Marché des dérivés du blé

Après un creux de 480 US cents / boisseau à la fin juin, le blé américain (MRZ21) au CBoT de Chicago a réussi à sécuriser son pic à 680 cents US / boisseau. L’évolution des prix du blé sur la bourse européenne des contrats à terme sur matières premières EURONEXT à Paris pour MRZ21 a été également raide jusqu’à des valeurs d’environ 232 € / t au sommet.

Cependant, les nouvelles optimistes concernant la nouvelle récolte 2021/22 ont entraîné un revirement. Les prix du blé chutent maintenant à un rythme aussi rapide que la hausse. À l’heure actuelle, la tendance du blé américain n’est que de 600 cents US / boisseau pour l’ancienne et la nouvelle date de récolte. A EURONEXT, le MAI21 est passé en dernier sous la barre des 210 € / t. Bien que le marché s’attende à nouveau à un ralentissement, une nouvelle augmentation n’est pas observée.

Orge de brasserie

La Commission européenne estime la récolte d’orge de l’UE-27 en mars 2020 à 54,7 millions de tonnes (année précédente: 55,0). Cela a augmenté l’estimation de 0,3 million de t par rapport à janvier. Le marché de l’orge brassicole, en revanche, serait de plus en plus rare.

La deuxième vague d’exportations de la Grande-Bretagne attendue en raison du BREXIT ne s’est pas concrétisée, notamment parce que la récolte britannique présentait des quantités de qualités brassicoles nettement inférieures à la normale en raison des conditions météorologiques. Si les malteurs n’avaient fait que s’approvisionner soigneusement et temporairement en produits en raison de la faiblesse des attentes du marché, causée par Corona, après le Brexit, ils sont maintenant confrontés au défi de s’approvisionner sur le marché intérieur ou en Scandinavie.
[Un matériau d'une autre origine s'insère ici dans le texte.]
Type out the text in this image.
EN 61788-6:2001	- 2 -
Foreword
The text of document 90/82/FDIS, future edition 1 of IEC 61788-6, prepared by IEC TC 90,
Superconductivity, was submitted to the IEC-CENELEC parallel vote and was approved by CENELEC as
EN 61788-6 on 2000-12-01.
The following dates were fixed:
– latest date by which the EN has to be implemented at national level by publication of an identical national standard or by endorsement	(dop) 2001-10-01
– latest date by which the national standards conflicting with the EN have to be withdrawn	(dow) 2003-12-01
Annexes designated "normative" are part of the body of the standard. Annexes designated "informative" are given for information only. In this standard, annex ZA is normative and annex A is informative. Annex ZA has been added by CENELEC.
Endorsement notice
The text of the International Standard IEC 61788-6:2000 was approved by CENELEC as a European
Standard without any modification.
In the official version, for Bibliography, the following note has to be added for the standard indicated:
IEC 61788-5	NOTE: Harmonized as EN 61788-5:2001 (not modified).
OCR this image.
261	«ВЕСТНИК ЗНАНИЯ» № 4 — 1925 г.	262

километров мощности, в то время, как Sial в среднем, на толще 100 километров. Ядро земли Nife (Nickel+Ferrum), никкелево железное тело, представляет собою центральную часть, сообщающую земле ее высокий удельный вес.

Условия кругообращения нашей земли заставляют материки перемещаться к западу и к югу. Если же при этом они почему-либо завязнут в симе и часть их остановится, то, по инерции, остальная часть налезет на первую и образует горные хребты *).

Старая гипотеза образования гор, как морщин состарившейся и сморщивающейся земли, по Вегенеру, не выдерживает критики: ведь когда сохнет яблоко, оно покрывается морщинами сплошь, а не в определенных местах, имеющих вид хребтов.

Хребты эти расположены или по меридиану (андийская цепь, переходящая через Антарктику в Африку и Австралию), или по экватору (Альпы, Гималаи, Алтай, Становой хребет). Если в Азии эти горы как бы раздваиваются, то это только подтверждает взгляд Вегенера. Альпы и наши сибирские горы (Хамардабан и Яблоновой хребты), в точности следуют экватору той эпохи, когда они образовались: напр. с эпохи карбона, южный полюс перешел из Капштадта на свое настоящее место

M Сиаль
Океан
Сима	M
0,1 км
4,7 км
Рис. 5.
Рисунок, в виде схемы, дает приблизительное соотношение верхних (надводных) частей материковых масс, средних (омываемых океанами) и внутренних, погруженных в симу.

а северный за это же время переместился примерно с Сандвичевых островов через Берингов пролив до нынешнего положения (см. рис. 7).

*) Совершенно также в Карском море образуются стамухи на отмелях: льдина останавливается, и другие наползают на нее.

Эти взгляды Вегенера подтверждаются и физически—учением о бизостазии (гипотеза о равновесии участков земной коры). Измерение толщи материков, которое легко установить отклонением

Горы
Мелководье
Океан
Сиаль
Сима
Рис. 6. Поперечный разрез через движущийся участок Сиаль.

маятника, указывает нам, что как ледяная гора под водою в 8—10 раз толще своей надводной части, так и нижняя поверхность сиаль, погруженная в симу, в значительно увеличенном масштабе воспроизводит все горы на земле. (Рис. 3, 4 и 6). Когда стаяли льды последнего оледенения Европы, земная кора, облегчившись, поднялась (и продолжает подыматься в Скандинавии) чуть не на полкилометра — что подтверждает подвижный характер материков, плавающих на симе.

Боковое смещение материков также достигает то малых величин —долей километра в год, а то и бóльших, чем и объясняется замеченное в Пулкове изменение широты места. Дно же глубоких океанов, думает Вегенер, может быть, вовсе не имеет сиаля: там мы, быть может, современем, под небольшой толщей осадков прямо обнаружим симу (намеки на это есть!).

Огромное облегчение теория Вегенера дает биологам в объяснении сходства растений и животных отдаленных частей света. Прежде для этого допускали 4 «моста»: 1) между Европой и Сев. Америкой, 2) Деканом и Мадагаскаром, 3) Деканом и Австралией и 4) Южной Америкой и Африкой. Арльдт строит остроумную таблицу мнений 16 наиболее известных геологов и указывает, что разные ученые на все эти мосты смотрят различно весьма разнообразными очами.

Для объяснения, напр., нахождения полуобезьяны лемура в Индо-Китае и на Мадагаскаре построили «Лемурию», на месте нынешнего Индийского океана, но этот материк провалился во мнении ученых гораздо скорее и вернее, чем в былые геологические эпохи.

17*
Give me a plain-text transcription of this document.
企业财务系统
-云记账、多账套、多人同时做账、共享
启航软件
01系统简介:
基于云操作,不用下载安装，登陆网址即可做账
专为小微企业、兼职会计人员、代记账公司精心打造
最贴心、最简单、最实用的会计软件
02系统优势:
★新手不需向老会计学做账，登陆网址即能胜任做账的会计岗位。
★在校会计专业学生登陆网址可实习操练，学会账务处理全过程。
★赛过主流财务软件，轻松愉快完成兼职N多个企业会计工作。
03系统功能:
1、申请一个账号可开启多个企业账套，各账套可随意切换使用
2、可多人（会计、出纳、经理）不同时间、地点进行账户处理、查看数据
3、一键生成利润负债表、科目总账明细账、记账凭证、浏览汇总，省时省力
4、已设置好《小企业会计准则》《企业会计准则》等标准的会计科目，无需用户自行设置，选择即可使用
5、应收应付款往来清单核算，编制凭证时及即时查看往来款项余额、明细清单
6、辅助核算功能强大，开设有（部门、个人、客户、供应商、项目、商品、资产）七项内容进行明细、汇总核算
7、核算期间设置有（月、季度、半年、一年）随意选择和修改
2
Cependant, celle-ci est rare, la France peut se prévaloir d’une récolte extrêmement faible, la hausse des prix de l’orge fourragère fait grimper l’orge brassicole et l’orge brassicole danoise coûte désormais environ 20 € / dt.

Il est vrai que les prix à la production dans le sud affichent une tendance à la hausse à 18,10 € / dt, et les prix de gros hors Mannheim sont également un peu moins de 4 € / dt au-dessus du niveau de récolte de 21,80 à 22,30 € / dt. Avec les perspectives optimistes pour la nouvelle récolte, de légères faiblesses sur le front des prix sont déjà reconnaissables.